19. Subject with no clinically significant abnormalities in brain MRI scan determined
within 28 days before first dose of IMP.

To be re-confirmed on Day -1 / prior to dosing:

1. Subject continues to meet all screening inclusion criteria indicated with * (BMI will
only apply to screening).

2. Subject with a negative urinary drugs of abuse screen (including alcohol) prior to
dosing.

3. Female subject with negative pregnancy test.

Exclusion Criteria:

To be confirmed at screening:

1. Use of prescription or non-prescription drugs, including vitamins, herbal and dietary
supplements within 14 days or 5 half-lives (whichever is longer) prior to the first
dose of IMP, unless in the opinion of the Investigator the medication will not
interfere with the study procedures or compromise subject safety.

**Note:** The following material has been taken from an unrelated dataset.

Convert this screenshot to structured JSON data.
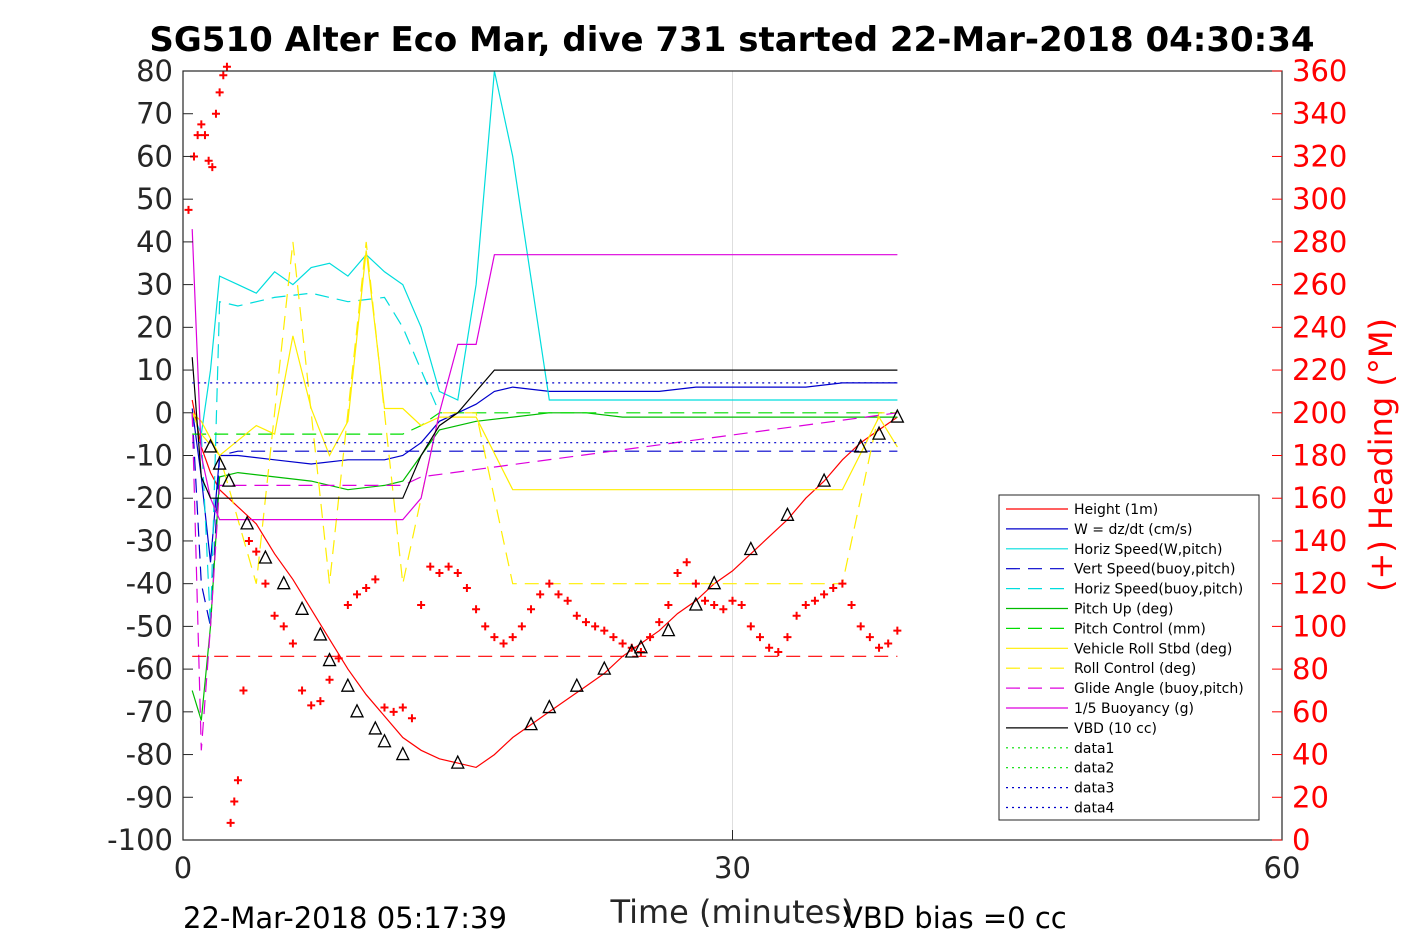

2. Evidence of renal, hepatic, central nervous system, respiratory, cardiovascular or
metabolic dysfunction.

3. A clinically significant history of drug or alcohol abuse.

4. Users of nicotine products i.e., current smokers or ex-smokers who have smoked within
the 6 months prior to dosing with the study medication or users of cigarette
replacements (i.e., e-cigarettes, nicotine patches or gums).

5. Inability to communicate well with Investigators (i.e., language problem, poor mental
development or impaired cerebral function).

6. Participation in a New Chemical Entity clinical study within the previous 3 months or
a marketed drug clinical study within the 30 days before the first dose of IMP.
(Washout period between studies is defined as the period of time elapsed between the
last dose of the previous study and the first dose of the next study).

7. Donation of 450 mL or more blood within the 3 months before the first dose of IMP.

To be re-confirmed at Day -1 / prior to dosing:

1. Development of any exclusion criteria since screening.

2. Use of prescription or non-prescription drugs, including vitamins, herbal and dietary
supplements since screening, unless in the opinion of the Investigator and Sponsor's
Responsible Physician the medication will not interfere with the study procedures or
compromise subject safety.

3. Participation in a clinical study since the screening visit.

4. Donation of 450 mL or more blood within the 3 months before the first dose of IMP and
until at least 3 months after the final study visit.